The Hill reports that conservative lawyer Larry Klayman is challenging the constitutionality of the NSA’s bulk collection of metadata about Americans’ phone calls, including the numbers dialed, the length of the calls and the frequency with which calls were made. Though the agency argued that it protected privacy rights by not looking into the content of the calls themselves, civil liberties advocates see the program as a dangerous infringement on privacy rights.

The program in question was revealed by the Snowden leaks.

“We want [the court] to reach the constitutional issues because it has to be decided now, for the sake of the future,” Klayman said. “And all we’re really asking is that the NSA adhere to the law.”

In his case, Klayman argues that the NSA program violates constitutional protections of free association, privacy and fair legal process. He claims that the metadata collected by the program can be very revealing and there is no proof that such snooping is effective in stopping terrorist attacks. He notes that if the NSA’s program were working, it would have tipped off law enforcement to the recent shootings in Ottawa, Canada.

However, the government, in its court filings, defends the program, saying that the phone record collection program “at most, minimally intrudes on constitutional privacy rights and serves the paramount government interest of combating terrorism.” The Justice Department also added that “carefully crafted safeguards,” including oversight from the Foreign Intelligence Surveillance Court, protect privacy.

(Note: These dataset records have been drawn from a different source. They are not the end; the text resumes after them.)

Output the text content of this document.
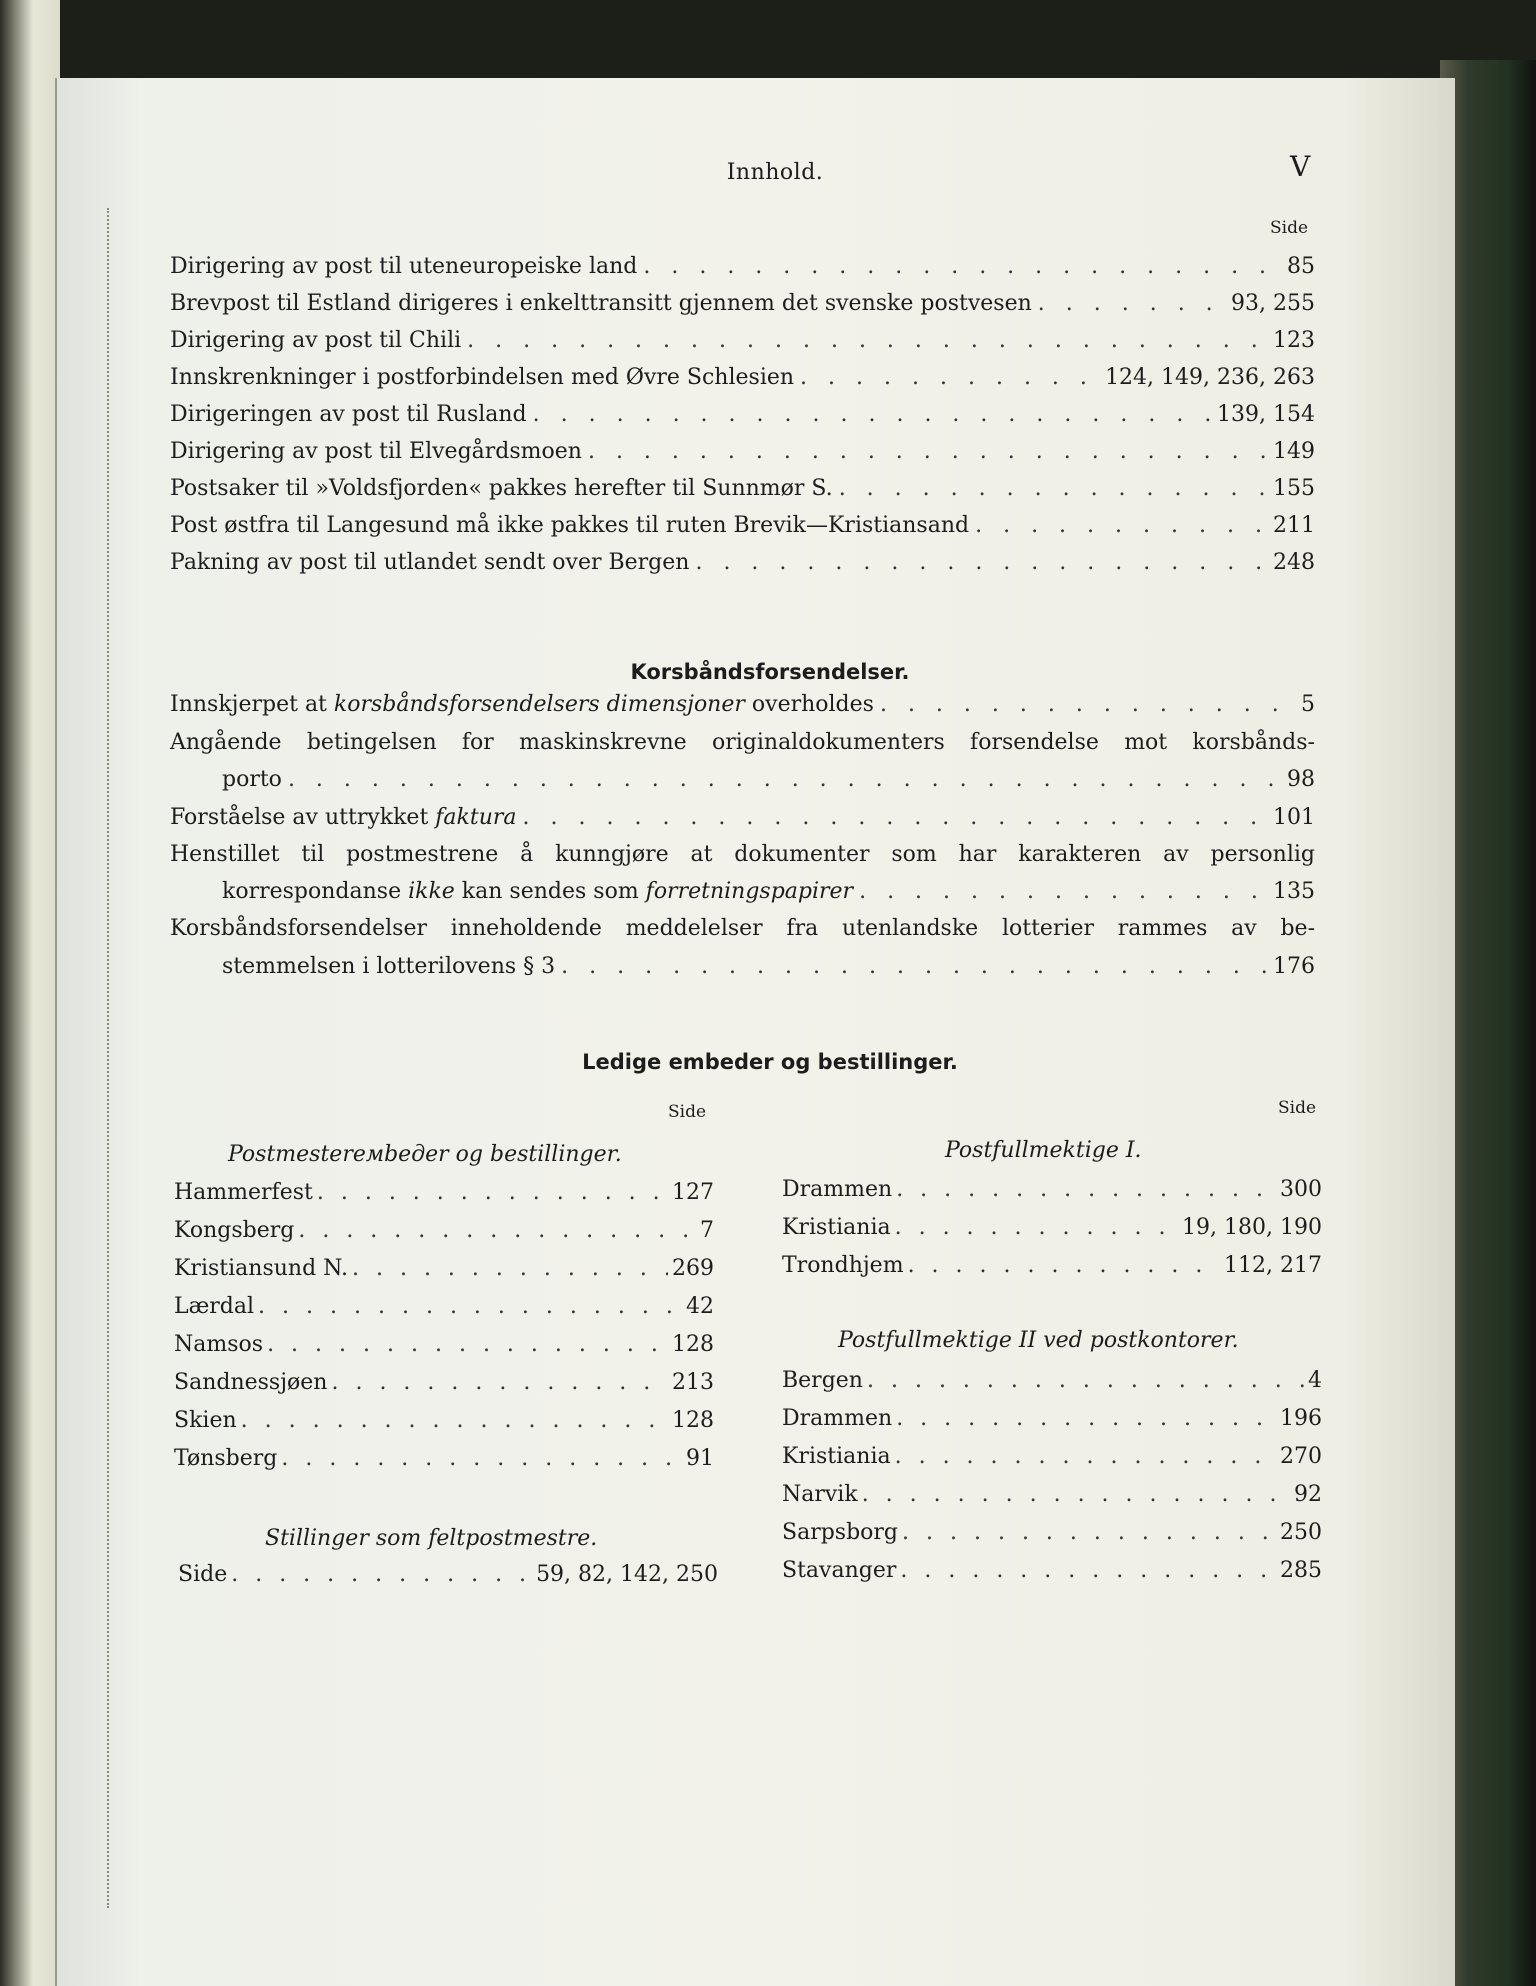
Innhold.	V
Side
Dirigering av post til uteneuropeiske land . . .	85
Brevpost til Estland dirigeres i enkelttransitt gjennem det svenske postvesen . . .	93, 255
Dirigering av post til Chili . . .	123
Innskrenkninger i postforbindelsen med Øvre Schlesien . . .	124, 149, 236, 263
Dirigeringen av post til Rusland . . .	139, 154
Dirigering av post til Elvegårdsmoen . . .	149
Postsaker til »Voldsfjorden« pakkes herefter til Sunnmør S. . . .	155
Post østfra til Langesund må ikke pakkes til ruten Brevik—Kristiansand . . .	211
Pakning av post til utlandet sendt over Bergen . . .	248
Korsbåndsforsendelser.
Innskjerpet at korsbåndsforsendelsers dimensjoner overholdes . . .	5
Angående betingelsen for maskinskrevne originaldokumenters forsendelse mot korsbånds-
porto . . .	98
Forståelse av uttrykket faktura . . .	101
Henstillet til postmestrene å kunngjøre at dokumenter som har karakteren av personlig
korrespondanse ikke kan sendes som forretningspapirer . . .	135
Korsbåndsforsendelser inneholdende meddelelser fra utenlandske lotterier rammes av be-
stemmelsen i lotterilovens § 3 . . .	176
Ledige embeder og bestillinger.
Side
Postmestereмbeдer og bestillinger.
Hammerfest . . .	127
Kongsberg . . .	7
Kristiansund N. . . .	269
Lærdal . . .	42
Namsos . . .	128
Sandnessjøen . . .	213
Skien . . .	128
Tønsberg . . .	91
Stillinger som feltpostmestre.
Side . . .	59, 82, 142, 250
Side
Postfullmektige I.
Drammen . . .	300
Kristiania . . .	19, 180, 190
Trondhjem . . .	112, 217
Postfullmektige II ved postkontorer.
Bergen . . .	4
Drammen . . .	196
Kristiania . . .	270
Narvik . . .	92
Sarpsborg . . .	250
Stavanger . . .	285
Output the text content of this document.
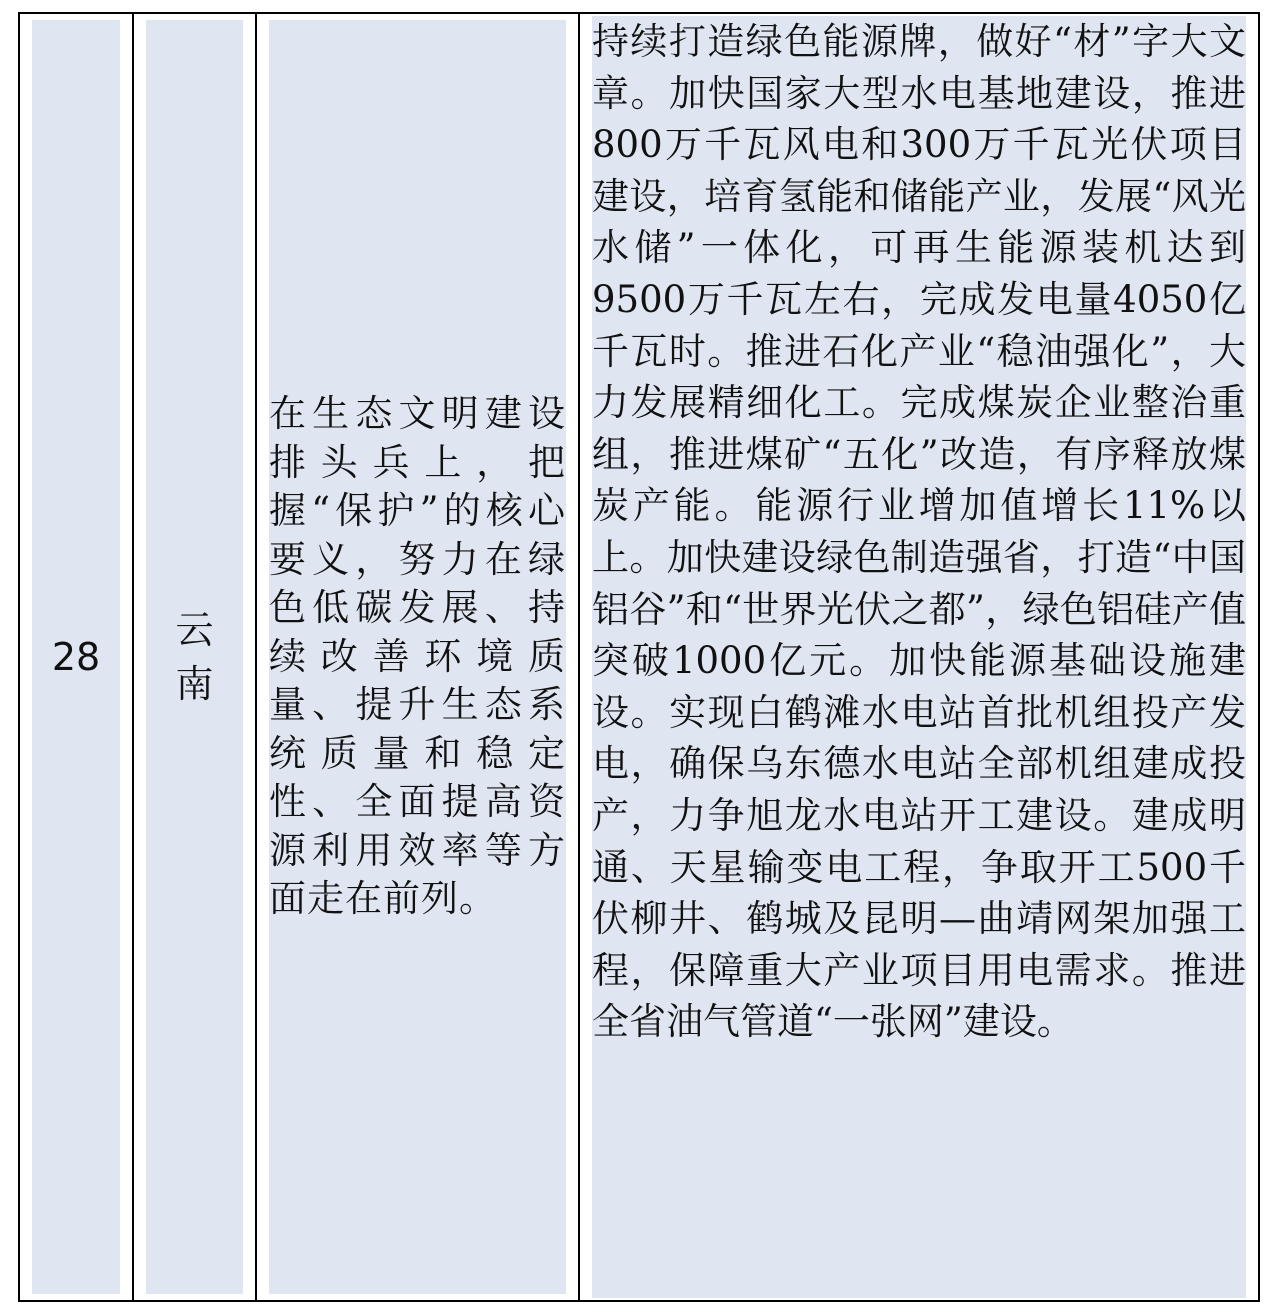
28
云南

在生态文明建设排头兵上，把握“保护”的核心要义，努力在绿色低碳发展、持续改善环境质量、提升生态系统质量和稳定性、全面提高资源利用效率等方面走在前列。

持续打造绿色能源牌，做好“材”字大文章。加快国家大型水电基地建设，推进800万千瓦风电和300万千瓦光伏项目建设，培育氢能和储能产业，发展“风光水储”一体化，可再生能源装机达到9500万千瓦左右，完成发电量4050亿千瓦时。推进石化产业“稳油强化”，大力发展精细化工。完成煤炭企业整治重组，推进煤矿“五化”改造，有序释放煤炭产能。能源行业增加值增长11%以上。加快建设绿色制造强省，打造“中国铝谷”和“世界光伏之都”，绿色铝硅产值突破1000亿元。加快能源基础设施建设。实现白鹤滩水电站首批机组投产发电，确保乌东德水电站全部机组建成投产，力争旭龙水电站开工建设。建成明通、天星输变电工程，争取开工500千伏柳井、鹤城及昆明—曲靖网架加强工程，保障重大产业项目用电需求。推进全省油气管道“一张网”建设。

Klayman argued his case successfully before District Judge Richard Leon in December. In a stinging rebuke to the Obama administration, Leon called the surveillance program likely unconstitutional and “almost Orwellian.”

While Klayman and other supporters of civil liberties, including the American Civil Liberties Union, the Electronic Frontier Foundation and the Center for National Securities Studies, all hope that his case will be successful, it is not the only legal challenge being made by the NSA’s critics.

A second case, ACLU v. Clapper, was argued before the Second Court of Appeals in September, after the first judge to hear the case upheld the surveillance program as a “counterpunch” against Al Qaeda and a third case, Smith v. Obama, is set for oral argument before the Ninth Circuit Court of Appeals in December.

Many think that the issue will eventually end up before the Supreme Court.